Однако живость, с которой она возразила ему, удивила и обеспокоила его.
– А если бы я оставила твои таблетки из сахарина в кармане синей куртки, которую ты велел мне отдать в химчистку, что бы ты сказал тогда, хотела бы я знать! В ней-то и находилась первая записка. Из нее видно, как эта девчонка вскружила тебе голову и заставила тебя забыть о всякой осторожности, иначе ты никогда бы не оставил записку там, где я могла бы ее найти. Если ты покажешь мне женщину, которая не прочитает такого рода записку, если уж она попала к ней в руки, то я заявляю тебе прямо в лицо, что она вообще не женщина, что у нее нет никаких чувств к мужу, которые должна испытывать жена!
Мистер Уиллард был снова обескуражен. Несколько раз он сказал «в самом деле», причем произносил их на самый разный лад – и протестующе, и раздраженно. Наконец, когда миссис Уиллард снова зашлась от очередного всплеска рыданий, промокая глаза мокрым от слез платком, он сказал:
– В самом деле, Амелия! Можно подумать, что это преступление, пригласить кого-то из соседей пообедать!
– Ах, из соседей!
– А разве она нам не соседка? Да будет тебе известно, она хотела обсудить со мной один деловой вопрос.
– Деловой! – фыркнула миссис Уиллард.
– А почему нет, Амелия? Если хочешь знать, то речь шла о подоходном налоге.

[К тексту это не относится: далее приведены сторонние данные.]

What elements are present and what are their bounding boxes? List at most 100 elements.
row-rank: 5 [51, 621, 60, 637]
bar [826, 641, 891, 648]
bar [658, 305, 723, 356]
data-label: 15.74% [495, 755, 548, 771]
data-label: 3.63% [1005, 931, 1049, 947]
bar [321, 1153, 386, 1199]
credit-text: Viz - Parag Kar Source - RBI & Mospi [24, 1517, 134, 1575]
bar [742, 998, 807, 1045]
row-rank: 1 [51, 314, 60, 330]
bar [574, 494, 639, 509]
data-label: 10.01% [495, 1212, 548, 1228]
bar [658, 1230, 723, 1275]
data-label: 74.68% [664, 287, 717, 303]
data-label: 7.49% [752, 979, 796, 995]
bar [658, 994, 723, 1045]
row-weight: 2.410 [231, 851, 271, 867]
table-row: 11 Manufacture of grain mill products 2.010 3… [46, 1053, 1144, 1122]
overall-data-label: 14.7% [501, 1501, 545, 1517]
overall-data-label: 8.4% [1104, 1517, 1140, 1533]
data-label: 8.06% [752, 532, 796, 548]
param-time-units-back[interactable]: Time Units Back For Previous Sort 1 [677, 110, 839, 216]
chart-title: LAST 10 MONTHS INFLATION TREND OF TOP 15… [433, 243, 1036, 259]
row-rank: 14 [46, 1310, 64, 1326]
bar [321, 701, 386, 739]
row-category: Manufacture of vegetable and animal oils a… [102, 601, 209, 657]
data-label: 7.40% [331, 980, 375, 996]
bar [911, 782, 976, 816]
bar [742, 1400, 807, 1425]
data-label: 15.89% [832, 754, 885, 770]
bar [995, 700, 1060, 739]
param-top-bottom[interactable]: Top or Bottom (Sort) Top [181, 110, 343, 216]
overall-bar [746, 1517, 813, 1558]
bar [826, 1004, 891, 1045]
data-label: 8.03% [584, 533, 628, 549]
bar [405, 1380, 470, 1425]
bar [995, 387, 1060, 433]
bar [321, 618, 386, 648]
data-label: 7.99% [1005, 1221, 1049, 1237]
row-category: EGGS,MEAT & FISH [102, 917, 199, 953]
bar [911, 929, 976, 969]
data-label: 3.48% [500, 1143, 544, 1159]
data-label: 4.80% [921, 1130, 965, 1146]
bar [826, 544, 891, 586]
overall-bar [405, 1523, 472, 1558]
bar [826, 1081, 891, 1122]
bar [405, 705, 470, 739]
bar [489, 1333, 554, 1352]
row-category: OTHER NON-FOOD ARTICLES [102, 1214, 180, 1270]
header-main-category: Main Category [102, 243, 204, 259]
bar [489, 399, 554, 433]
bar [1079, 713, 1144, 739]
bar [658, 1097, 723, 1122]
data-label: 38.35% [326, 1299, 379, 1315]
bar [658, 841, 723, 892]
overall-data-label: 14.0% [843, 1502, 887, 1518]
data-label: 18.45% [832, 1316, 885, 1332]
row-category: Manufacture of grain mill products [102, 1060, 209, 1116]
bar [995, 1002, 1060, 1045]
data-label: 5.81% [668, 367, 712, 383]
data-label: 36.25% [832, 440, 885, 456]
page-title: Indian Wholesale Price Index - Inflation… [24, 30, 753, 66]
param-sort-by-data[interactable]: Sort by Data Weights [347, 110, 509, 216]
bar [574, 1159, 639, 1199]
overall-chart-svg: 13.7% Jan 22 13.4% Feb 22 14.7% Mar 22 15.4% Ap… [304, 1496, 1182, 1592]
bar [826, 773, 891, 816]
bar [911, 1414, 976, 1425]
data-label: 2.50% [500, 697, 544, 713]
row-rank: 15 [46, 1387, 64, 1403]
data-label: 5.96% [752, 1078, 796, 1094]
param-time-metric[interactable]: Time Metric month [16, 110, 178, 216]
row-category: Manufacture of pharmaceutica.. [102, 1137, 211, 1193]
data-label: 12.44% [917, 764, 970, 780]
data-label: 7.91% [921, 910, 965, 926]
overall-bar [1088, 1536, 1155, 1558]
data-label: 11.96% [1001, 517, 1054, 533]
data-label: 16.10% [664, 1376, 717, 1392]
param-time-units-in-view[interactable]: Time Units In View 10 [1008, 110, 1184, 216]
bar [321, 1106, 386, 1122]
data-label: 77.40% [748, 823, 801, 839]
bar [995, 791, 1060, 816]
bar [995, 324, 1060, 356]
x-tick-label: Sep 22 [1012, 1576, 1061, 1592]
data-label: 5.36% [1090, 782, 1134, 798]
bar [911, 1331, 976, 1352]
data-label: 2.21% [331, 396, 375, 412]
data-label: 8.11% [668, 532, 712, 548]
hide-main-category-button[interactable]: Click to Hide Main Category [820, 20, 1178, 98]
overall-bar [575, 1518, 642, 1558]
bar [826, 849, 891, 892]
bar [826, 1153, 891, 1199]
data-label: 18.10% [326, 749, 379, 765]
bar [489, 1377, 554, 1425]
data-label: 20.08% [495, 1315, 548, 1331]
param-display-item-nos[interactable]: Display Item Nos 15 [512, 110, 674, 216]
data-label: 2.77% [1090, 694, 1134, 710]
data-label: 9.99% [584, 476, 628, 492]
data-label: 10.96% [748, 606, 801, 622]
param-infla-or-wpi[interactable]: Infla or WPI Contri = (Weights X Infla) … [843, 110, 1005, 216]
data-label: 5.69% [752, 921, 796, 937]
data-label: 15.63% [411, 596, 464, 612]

– Подоходном налоге, вот как?
– Да, о подоходном налоге.
– Я не верю ни единому твоему слову! – бросила миссис Уиллард. – Мне стыдно за тебя, Альфред, как ты смеешь так откровенно лгать мне в лицо, – ты просто морочишь мне голову всякой ерундой и думаешь, что я тебе поверю, никогда и ни за что на свете! Ладно, пусть она обедала с тобой, чтобы поговорить насчет подоходного налога, но о чем вы тогда собирались говорить «завтра вечером» и в какой вечер этому суждено было произойти? Не в ту ли субботу, когда ты заверил меня, что тебе надо повидаться с мистером Корнером? Или это произошло бы сегодня, когда ты под каким-то выдуманным благовидным предлогом поднялся бы к ней наверх? Что ты скажешь мне теперь?
Мистеру Уилларду нечего было сказать. Он никак не подозревал, что у Амелии откроется такой досадный талант – выставлять его поступки в дурном свете. В конце концов, что такого он сделал? Поднялся наверх поболтать по-соседски, поменял электрическую лампочку, пока они дружески подшучивали друг над другом, и наврал насчет мистера Корнера. Она даже не разрешила поцеловать ее, только ласково обозвала «смешной человечек» и спровадила. Он даже раскаивался в этом. И тут еще Амелия, которая вела себя так, как будто он дал серьезный повод для развода. Такая подозрительность. Полное отсутствие выдержки.